Si las viandas nos alejaban, la música nos acercaba a ese estado con figura de labriego con costal al hombro. En el recinto nadie era extraño, por muy extraño que fuere. Cualquier motivo era acicate para hablar de la patria chica, del terruño que se dejó tiempo atrás.
“¿Cuántos años que no van a México?”, interrogaba el locutor, sondeando para dar con los que acumulaban décadas sin ver al padre o a la madre. El entremés era aderezo para presentar a la banda. Primero a Torbellinos y luego a Arkángel R-15… los tótems musicales que en su propio país son ajenos, allá los hacen suyos.
Afuera en los pasillos, los caudillos de la FENINE conversan. Me uno en fraternal coloquio a Nérida Vargas y Adrián Maldonado. Exponiendo las observaciones ya vertidas, coincidimos en que cuando se vive oprimido, las pasiones se debordan. Eso explica el éxtasis del compatriota inmigrante. Y ese fue el aguijón, añadía yo, del triunfo de Andrés Manuel López Obrador aquí en México.
Al norte y sur del Río Bravo se da la vorágine contra sendos gobiernos autócratas. Con la salvedad que a orillas del Potomac el presidente rinde cuentas a un Congreso independiente. Los paisanos lo saben, y se sienten decepcionados con el gobierno federal –en artículo por separado abordaré el desdén del gobierno estatal por la FENINE–, que lejos de intervenir a favor de los paisanos, le hace el juego a Donald Trump.
La recia tetitleca, Nérida Vargas, explica que las remesas tienen nuevo gravamen por parte de lo EE.UU. ¡Y nadie dice nada! El Programa Paisano desapareció, y el Programa 3X1 para migrantes fue acotado en sus reglas de operación, prácticamente es inútil.

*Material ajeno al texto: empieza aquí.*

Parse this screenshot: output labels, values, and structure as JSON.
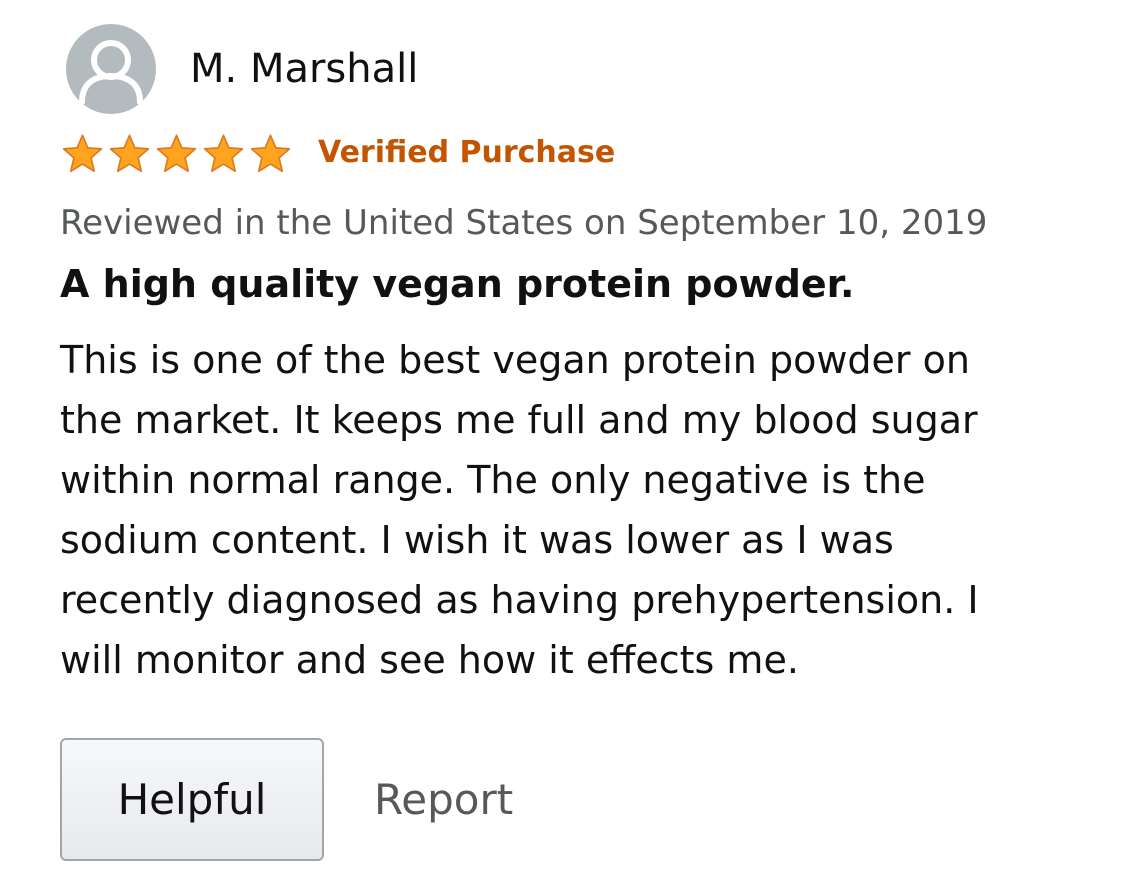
{
  "reviewer": {
    "name": "M. Marshall",
    "avatar_icon": "user-silhouette-icon"
  },
  "rating": {
    "stars": 5,
    "max": 5,
    "star_color": "#ffa41c"
  },
  "badge": {
    "verified_label": "Verified Purchase",
    "color": "#c45500"
  },
  "review": {
    "date_line": "Reviewed in the United States on September 10, 2019",
    "title": "A high quality vegan protein powder.",
    "body_lines": [
      "This is one of the best vegan protein powder on",
      "the market. It keeps me full and my blood sugar",
      "within normal range. The only negative is the",
      "sodium content. I wish it was lower as I was",
      "recently diagnosed as having prehypertension. I",
      "will monitor and see how it effects me."
    ]
  },
  "actions": {
    "helpful_label": "Helpful",
    "report_label": "Report"
  }
}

Desde las alturas del casino en Montebello se apreciaban las luces de la Ciudad Angelina. Ya era sábado de madrugada y los freeways ya están despejados. De regreso a nuestro alojamiento recordaría aquella vez que convocamos a un grupo nutrido de compatriotas en Las Vegas. Era junio de 2005, y el objetivo era iniciar un reencuentro periódico para organizar una lucha a favor de los inmigrantes –residentes, ciudadanos o indocumentados– en Estados Unidos. Ese proyecto lo aterrizó un año después nuestro amigo Adrián Maldonado en la FENINE. Y lo que vi ese sábado 3 de agosto en El Pico Rivera Sport Arena me enganchó, como persuadieron muchas otras cosas que, si mis ocupaciones me lo permiten, las iré plasmando poco a poco.